An dem Tag, als die deutsche Armee und in deren Gefolge die Mörderbrigaden der Einsatzgruppen die sowjetische Grenze überschritten, begann das, was mit dem griechischen Wort Holocaust (dt. „vollkommen verbrannt“) bezeichnet wird. Bis zu diesem Tag waren die Juden in Europa zwar verfolgt, aus ihren Häusern verjagt und ihres Besitzes beraubt worden, aber sie wurden nicht umgebracht, zumindest nicht in diesen Dimensionen.
Die Phase des offenen Massenmordes begann in den besetzten Gebieten der Sowjetunion.
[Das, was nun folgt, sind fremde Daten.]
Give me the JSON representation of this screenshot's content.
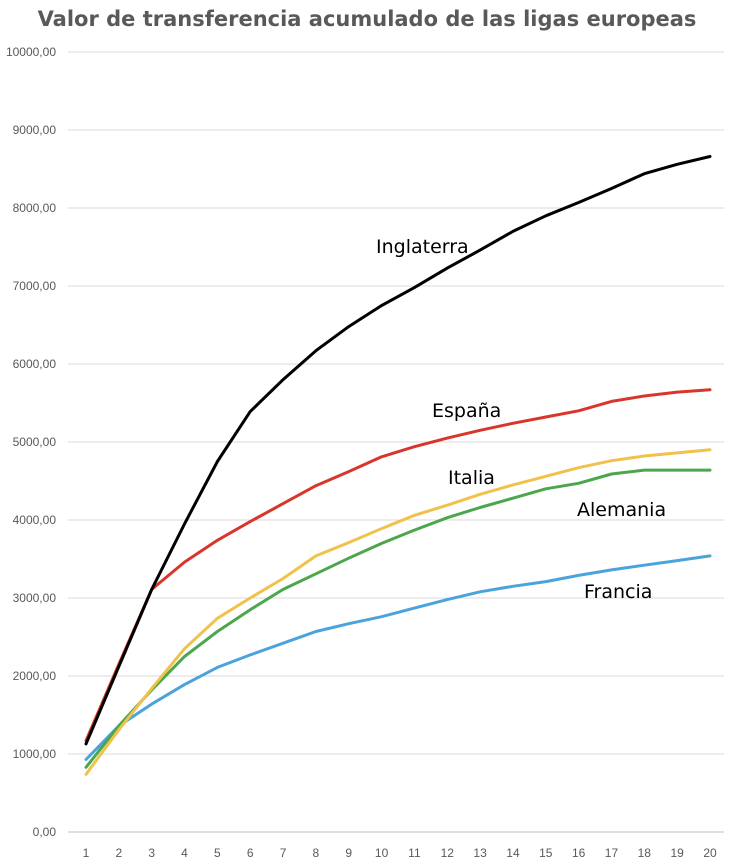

„Bereits während des Kampfes um die Macht hatte die Führung der Nationalsozialisten den Kampf gegen die Juden obenan gestellt“
Einer derjenigen, die von nun an in bisher ungekanntem Maße mordeten, war SS-Obergruppenführer Friedrich Jeckeln, der am 23. Juni 1941 seinen Dienst als Höherer SS- und Polizeiführer Russland-Süd antrat. Jeckeln wurde vor 75 Jahren von einem sowjetischen Militärtribunal verurteilt und gehängt. Die Unterlagen zu seinem Verfahren habe ich vor mir. Ich konnte sie im Zentralarchiv des FSB einsehen.
„Bereits während des Kampfes um die Macht hatte die Führung der Nationalsozialisten den Kampf gegen die Juden obenan gestellt“, berichtet Jeckeln bei der Gerichtsverhandlung. „Mit Erlass der Nürnberger Gesetze wurde dieser Kampf rechtlich untermauert. Da hatte man noch nicht vor, die Juden umzubringen. Sie sollten aber ins Ausland umgesiedelt werden, insbesondere nach Palästina“.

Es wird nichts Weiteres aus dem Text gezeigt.